Some vendors are getting the word. Dell, once one of the worst offenders, now gives customers more control over software preloads. But the vendor is alone. In March Sony began charging customers an extra $50 (£25) to remove excess apps from new laptops.
Following a public outcry, the company wisely reversed course, offering its Fresh Start 'software optimisation' feature (read: crapware remover) for free. Regrettably, the offer is currently limited to the Vaio TZ laptop line, though Sony says it will expand the offering this summer.
And, like its competitors, Sony doesn't seem ready to admit that junkware is, in fact, junk. "We bundle industry-leading applications to offer an all-encompassing value proposition to our end users," a company spokesperson says. In other words, garbage is in the eye of the beholder.
Yes, some preloads, such as disc-authoring software and security suites, are worthwhile. But wouldn't it be nice if vendors let you decide?
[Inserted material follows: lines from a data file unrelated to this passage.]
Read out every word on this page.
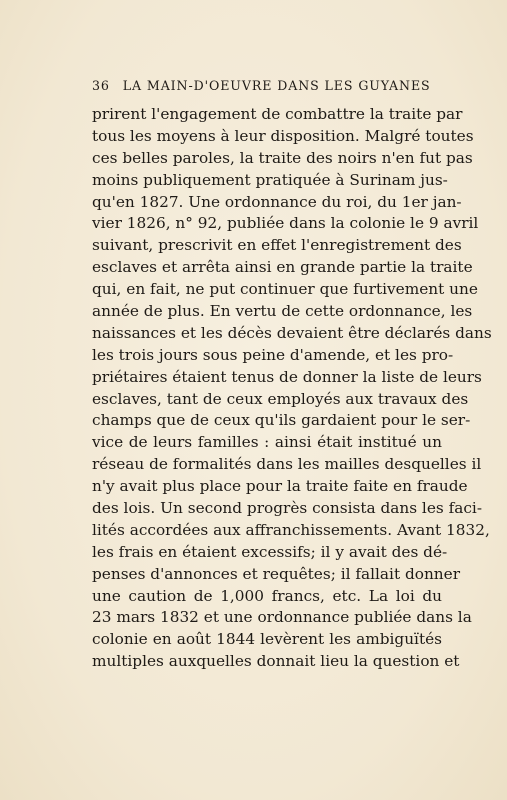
36 LA MAIN-D'OEUVRE DANS LES GUYANES
prirent l'engagement de combattre la traite par
tous les moyens à leur disposition. Malgré toutes
ces belles paroles, la traite des noirs n'en fut pas
moins publiquement pratiquée à Surinam jus-
qu'en 1827. Une ordonnance du roi, du 1er jan-
vier 1826, n° 92, publiée dans la colonie le 9 avril
suivant, prescrivit en effet l'enregistrement des
esclaves et arrêta ainsi en grande partie la traite
qui, en fait, ne put continuer que furtivement une
année de plus. En vertu de cette ordonnance, les
naissances et les décès devaient être déclarés dans
les trois jours sous peine d'amende, et les pro-
priétaires étaient tenus de donner la liste de leurs
esclaves, tant de ceux employés aux travaux des
champs que de ceux qu'ils gardaient pour le ser-
vice de leurs familles : ainsi était institué un
réseau de formalités dans les mailles desquelles il
n'y avait plus place pour la traite faite en fraude
des lois. Un second progrès consista dans les faci-
lités accordées aux affranchissements. Avant 1832,
les frais en étaient excessifs; il y avait des dé-
penses d'annonces et requêtes; il fallait donner
une caution de 1,000 francs, etc. La loi du
23 mars 1832 et une ordonnance publiée dans la
colonie en août 1844 levèrent les ambiguïtés
multiples auxquelles donnait lieu la question et
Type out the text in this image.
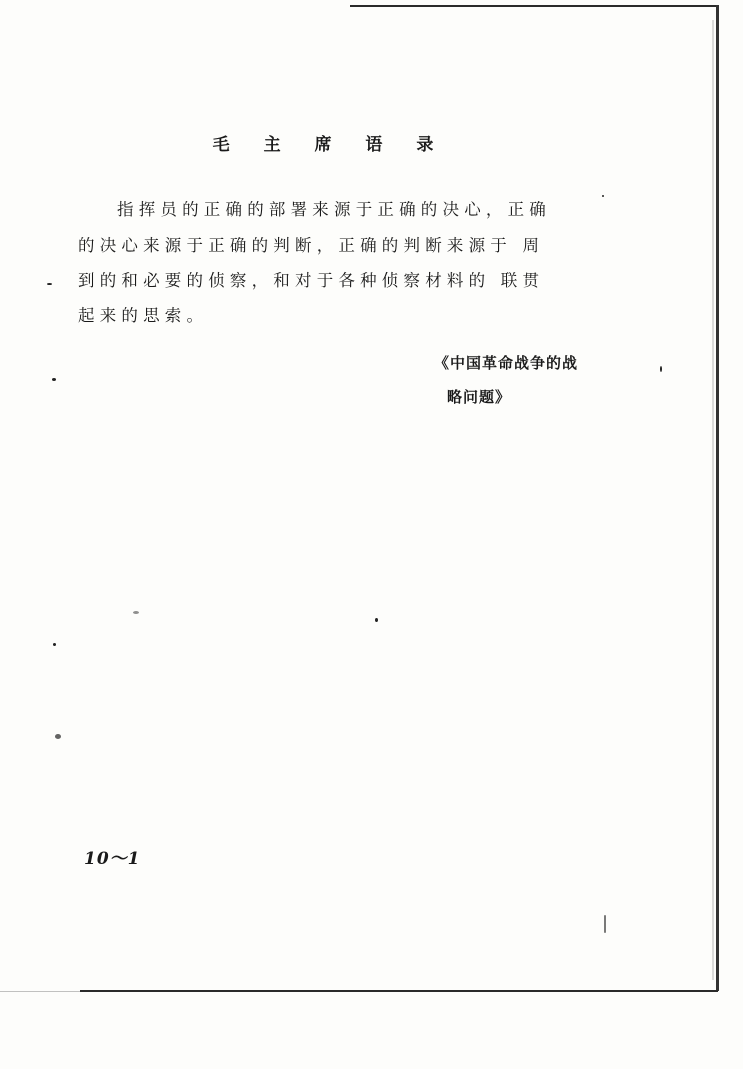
毛 主 席 语 录
指挥员的正确的部署来源于正确的决心，正确
的决心来源于正确的判断，正确的判断来源于 周
到的和必要的侦察，和对于各种侦察材料的 联贯
起来的思索。
《中国革命战争的战
略问题》
10～1
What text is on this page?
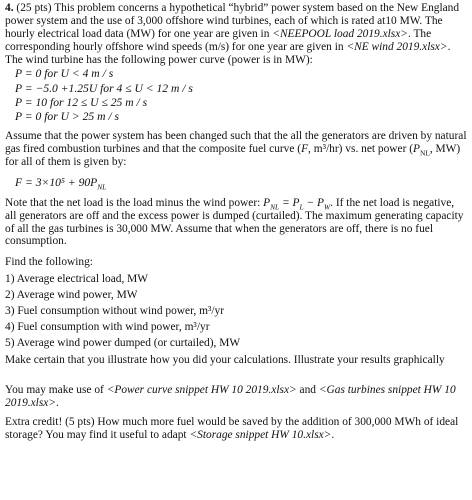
4. (25 pts) This problem concerns a hypothetical “hybrid” power system based on the New England power system and the use of 3,000 offshore wind turbines, each of which is rated at10 MW. The hourly electrical load data (MW) for one year are given in <NEEPOOL load 2019.xlsx>. The corresponding hourly offshore wind speeds (m/s) for one year are given in <NE wind 2019.xlsx>. The wind turbine has the following power curve (power is in MW):

P = 0 for U < 4 m / s

P = −5.0 +1.25U for 4 ≤ U < 12 m / s

P = 10 for 12 ≤ U ≤ 25 m / s

P = 0 for U > 25 m / s

Assume that the power system has been changed such that the all the generators are driven by natural gas fired combustion turbines and that the composite fuel curve (F, m³/hr) vs. net power ($P_{NL}$, MW) for all of them is given by:

$F = 3\times 10^5 + 90P_{NL}$

Note that the net load is the load minus the wind power: $P_{NL} = P_L - P_W$. If the net load is negative, all generators are off and the excess power is dumped (curtailed). The maximum generating capacity of all the gas turbines is 30,000 MW. Assume that when the generators are off, there is no fuel consumption.

Find the following:

1) Average electrical load, MW

2) Average wind power, MW

3) Fuel consumption without wind power, m³/yr

4) Fuel consumption with wind power, m³/yr

5) Average wind power dumped (or curtailed), MW

Make certain that you illustrate how you did your calculations. Illustrate your results graphically

You may make use of <Power curve snippet HW 10 2019.xlsx> and <Gas turbines snippet HW 10 2019.xlsx>.

Extra credit! (5 pts) How much more fuel would be saved by the addition of 300,000 MWh of ideal storage? You may find it useful to adapt <Storage snippet HW 10.xlsx>.
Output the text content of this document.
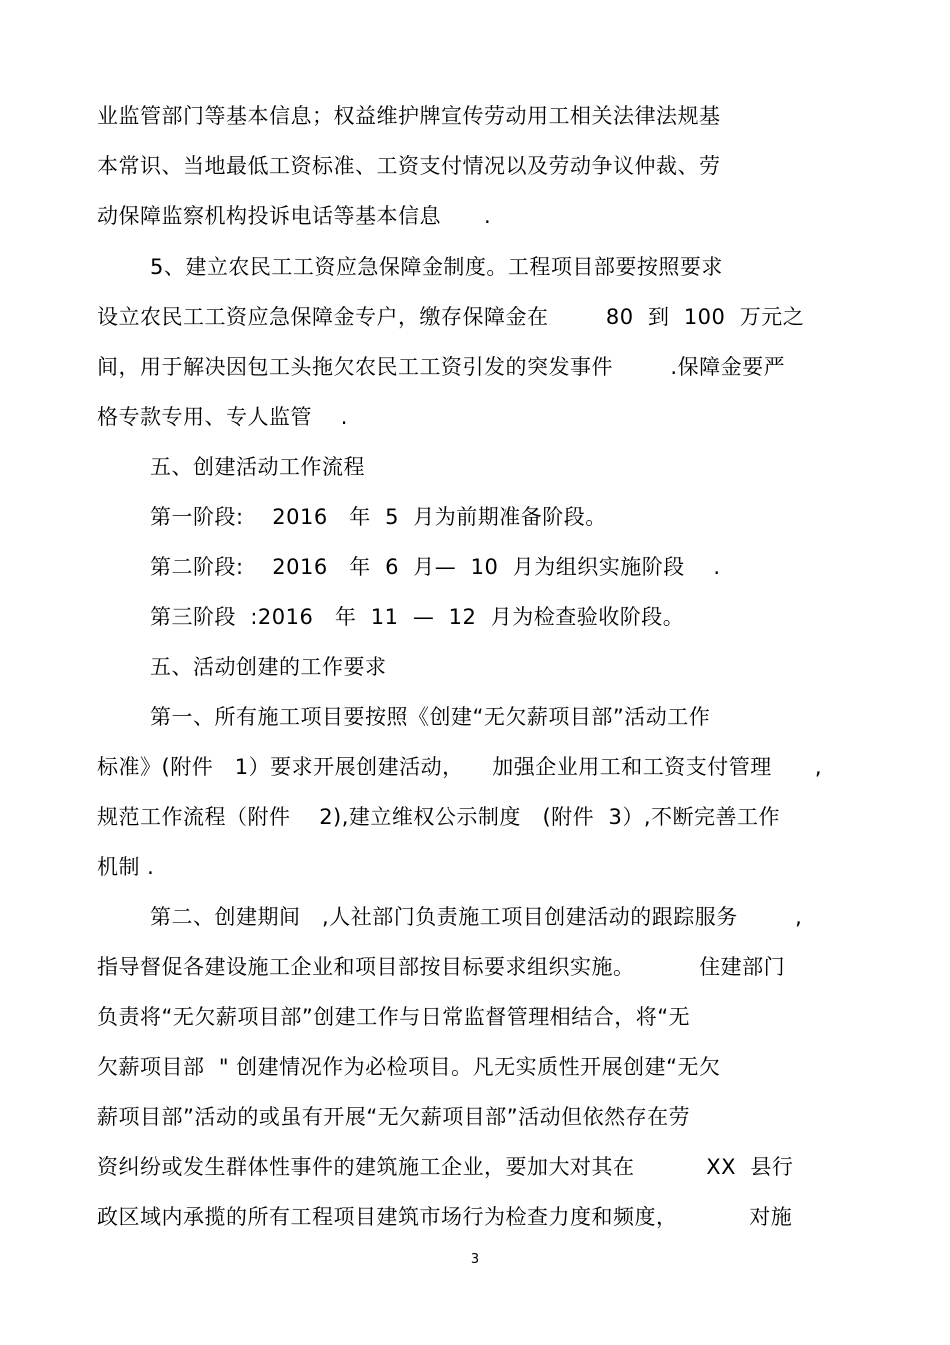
业监管部门等基本信息；权益维护牌宣传劳动用工相关法律法规基
本常识、当地最低工资标准、工资支付情况以及劳动争议仲裁、劳
动保障监察机构投诉电话等基本信息      .
5、建立农民工工资应急保障金制度。工程项目部要按照要求
设立农民工工资应急保障金专户，缴存保障金在        80  到  100  万元之
间，用于解决因包工头拖欠农民工工资引发的突发事件        .保障金要严
格专款专用、专人监管    .
五、创建活动工作流程
第一阶段:    2016   年  5  月为前期准备阶段。
第二阶段:    2016   年  6  月—  10  月为组织实施阶段    .
第三阶段  :2016   年  11  —  12  月为检查验收阶段。
五、活动创建的工作要求
第一、所有施工项目要按照《创建“无欠薪项目部”活动工作
标准》(附件   1）要求开展创建活动，    加强企业用工和工资支付管理      ,
规范工作流程（附件    2),建立维权公示制度   (附件  3）,不断完善工作
机制 .
第二、创建期间   ,人社部门负责施工项目创建活动的跟踪服务        ,
指导督促各建设施工企业和项目部按目标要求组织实施。         住建部门
负责将“无欠薪项目部”创建工作与日常监督管理相结合，将“无
欠薪项目部  " 创建情况作为必检项目。凡无实质性开展创建“无欠
薪项目部”活动的或虽有开展“无欠薪项目部”活动但依然存在劳
资纠纷或发生群体性事件的建筑施工企业，要加大对其在          XX  县行
政区域内承揽的所有工程项目建筑市场行为检查力度和频度，          对施
3
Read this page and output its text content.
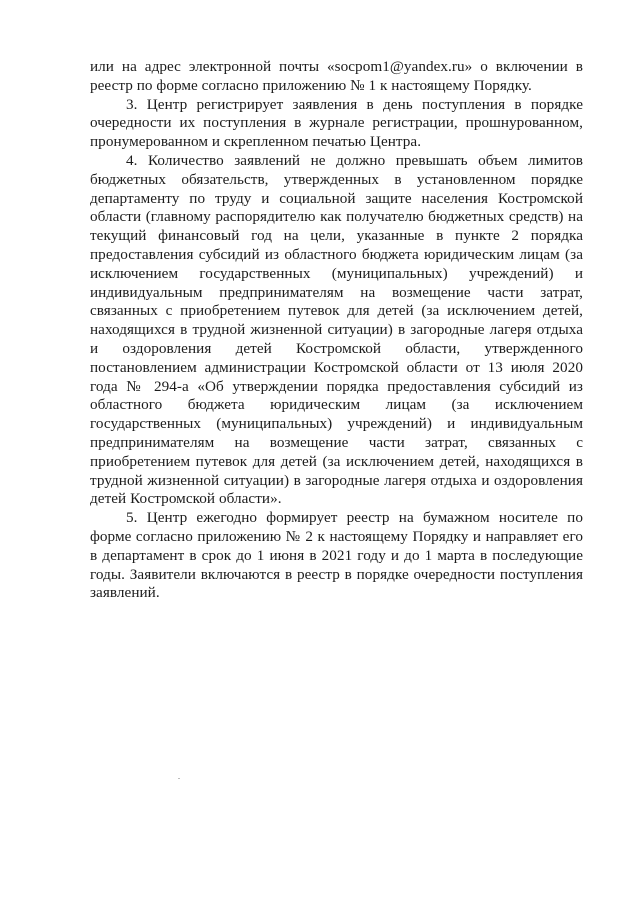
или на адрес электронной почты «socpom1@yandex.ru» о включении в реестр по форме согласно приложению № 1 к настоящему Порядку.

3. Центр регистрирует заявления в день поступления в порядке очередности их поступления в журнале регистрации, прошнурованном, пронумерованном и скрепленном печатью Центра.

4. Количество заявлений не должно превышать объем лимитов бюджетных обязательств, утвержденных в установленном порядке департаменту по труду и социальной защите населения Костромской области (главному распорядителю как получателю бюджетных средств) на текущий финансовый год на цели, указанные в пункте 2 порядка предоставления субсидий из областного бюджета юридическим лицам (за исключением государственных (муниципальных) учреждений) и индивидуальным предпринимателям на возмещение части затрат, связанных с приобретением путевок для детей (за исключением детей, находящихся в трудной жизненной ситуации) в загородные лагеря отдыха и оздоровления детей Костромской области, утвержденного постановлением администрации Костромской области от 13 июля 2020 года № 294-а «Об утверждении порядка предоставления субсидий из областного бюджета юридическим лицам (за исключением государственных (муниципальных) учреждений) и индивидуальным предпринимателям на возмещение части затрат, связанных с приобретением путевок для детей (за исключением детей, находящихся в трудной жизненной ситуации) в загородные лагеря отдыха и оздоровления детей Костромской области».

5. Центр ежегодно формирует реестр на бумажном носителе по форме согласно приложению № 2 к настоящему Порядку и направляет его в департамент в срок до 1 июня в 2021 году и до 1 марта в последующие годы. Заявители включаются в реестр в порядке очередности поступления заявлений.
The fix: Before you attempt to manually uninstall unwanted programs, try the aptly named PC Decrapifier. This freeware utility, born of one user's frustration with a junkified Dell laptop, quickly scans for and optionally uninstalls many common trialware applications. Alternatively let your wallet do the talking: don't buy PCs from vendors that go crazy with the crap and tell them why you're shopping elsewhere.